Wolfsburgs Stadtoberhaupt Klaus Mohrs, Hannovers Oberbürgermeister Stephan Weil und Bürgermeister Manfred Schaub aus Baunatal machten bei einem Treffen mit EU-Kommissar Michel Barnier deutlich, dass sie die Klage der Kommission gegen das VW-Gesetz als schädlich für die wirtschaftliche Entwicklung halten. „Für Wolfsburg und die Beschäftigten von VW hat das Volkswagen-Gesetz überragende Bedeutung.
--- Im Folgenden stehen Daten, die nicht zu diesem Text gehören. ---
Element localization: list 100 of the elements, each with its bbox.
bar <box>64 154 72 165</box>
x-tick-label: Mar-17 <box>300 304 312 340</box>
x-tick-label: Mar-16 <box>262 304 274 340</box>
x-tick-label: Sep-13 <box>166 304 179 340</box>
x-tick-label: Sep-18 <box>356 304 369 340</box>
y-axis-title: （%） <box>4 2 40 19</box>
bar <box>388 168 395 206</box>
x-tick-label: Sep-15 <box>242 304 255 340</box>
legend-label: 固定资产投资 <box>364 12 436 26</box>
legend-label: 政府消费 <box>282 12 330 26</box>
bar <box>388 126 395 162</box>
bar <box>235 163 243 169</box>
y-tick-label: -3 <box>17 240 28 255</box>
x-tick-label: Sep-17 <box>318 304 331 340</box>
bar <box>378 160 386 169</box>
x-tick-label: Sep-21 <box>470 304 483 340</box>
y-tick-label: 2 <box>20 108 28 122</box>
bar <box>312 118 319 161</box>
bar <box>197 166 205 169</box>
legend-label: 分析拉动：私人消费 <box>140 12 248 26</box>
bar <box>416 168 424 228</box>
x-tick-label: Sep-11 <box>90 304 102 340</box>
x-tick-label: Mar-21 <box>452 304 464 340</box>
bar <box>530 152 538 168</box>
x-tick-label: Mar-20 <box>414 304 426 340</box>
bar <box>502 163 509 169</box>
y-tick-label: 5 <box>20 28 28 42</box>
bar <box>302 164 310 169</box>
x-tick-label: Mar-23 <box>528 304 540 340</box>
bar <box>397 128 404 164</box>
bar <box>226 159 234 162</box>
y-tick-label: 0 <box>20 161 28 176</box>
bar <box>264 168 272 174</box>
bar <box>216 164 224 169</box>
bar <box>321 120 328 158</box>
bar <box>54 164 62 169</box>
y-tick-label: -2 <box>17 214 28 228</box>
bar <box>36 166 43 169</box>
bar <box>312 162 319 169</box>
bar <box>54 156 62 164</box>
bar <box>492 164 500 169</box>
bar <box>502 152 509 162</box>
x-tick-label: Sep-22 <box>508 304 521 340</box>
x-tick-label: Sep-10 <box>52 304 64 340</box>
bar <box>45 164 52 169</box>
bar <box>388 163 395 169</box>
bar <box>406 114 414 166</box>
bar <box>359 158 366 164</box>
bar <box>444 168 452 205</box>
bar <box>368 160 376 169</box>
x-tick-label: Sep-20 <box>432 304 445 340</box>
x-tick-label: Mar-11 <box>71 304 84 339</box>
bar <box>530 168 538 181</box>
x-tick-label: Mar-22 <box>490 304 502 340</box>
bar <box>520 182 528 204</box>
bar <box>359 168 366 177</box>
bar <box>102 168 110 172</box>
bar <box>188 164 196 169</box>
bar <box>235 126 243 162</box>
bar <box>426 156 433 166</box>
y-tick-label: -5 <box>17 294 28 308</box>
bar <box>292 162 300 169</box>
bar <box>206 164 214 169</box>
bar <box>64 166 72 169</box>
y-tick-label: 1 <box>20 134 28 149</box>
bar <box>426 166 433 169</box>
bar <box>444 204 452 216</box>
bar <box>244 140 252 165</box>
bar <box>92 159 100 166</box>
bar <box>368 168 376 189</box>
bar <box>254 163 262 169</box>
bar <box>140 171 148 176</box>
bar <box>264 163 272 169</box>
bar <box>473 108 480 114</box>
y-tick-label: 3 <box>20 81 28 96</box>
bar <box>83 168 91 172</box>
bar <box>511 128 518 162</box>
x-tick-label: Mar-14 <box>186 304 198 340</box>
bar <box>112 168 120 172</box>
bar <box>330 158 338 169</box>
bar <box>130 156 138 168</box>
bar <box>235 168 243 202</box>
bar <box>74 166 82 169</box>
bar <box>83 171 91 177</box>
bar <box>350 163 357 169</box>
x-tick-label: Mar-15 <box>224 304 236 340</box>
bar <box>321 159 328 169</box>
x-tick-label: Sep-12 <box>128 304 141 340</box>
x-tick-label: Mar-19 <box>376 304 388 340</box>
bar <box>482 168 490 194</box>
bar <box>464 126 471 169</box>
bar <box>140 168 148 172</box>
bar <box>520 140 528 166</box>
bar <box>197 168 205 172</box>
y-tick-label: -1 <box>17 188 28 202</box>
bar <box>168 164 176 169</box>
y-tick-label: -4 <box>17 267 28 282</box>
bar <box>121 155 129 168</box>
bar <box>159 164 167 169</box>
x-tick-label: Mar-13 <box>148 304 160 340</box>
Wir werden gemeinsam mit dem Betriebsrat von VW, mit der Bundes- und der Landesregierung um den Erhalt kämpfen“, versprach Mohrs in Straßburg.
Der für die Klage zuständige EU-Kommissar Barnier habe einerseits Verständnis für die Argumente gezeigt, aber auf die rechtliche Position in der Kommission verwiesen.
Auch die niedersächsischen CDU-Bundestagsabgeordneten verurteilten bei einem Treffen mit dem VW-Betriebsrat in Wolfsburg das Vorgehen der EU-Kommission. „In Deutschland gibt es über Parteigrenzen hinweg die Auffassung, dass das novellierte VW-Gesetz nicht gegen europäisches Recht verstößt“, erklärte Betriebsratschef Bernd Osterloh. „Gerade die VW-Belegschaften stehen hinter dem Europäischen Gedanken, weil sie seit vielen Jahrzehnten über Grenzen hinweg zusammen arbeiten“, betonte Michael Grosse-Brömer, Vorsitzender der CDU-Landesgruppe Niedersachsen.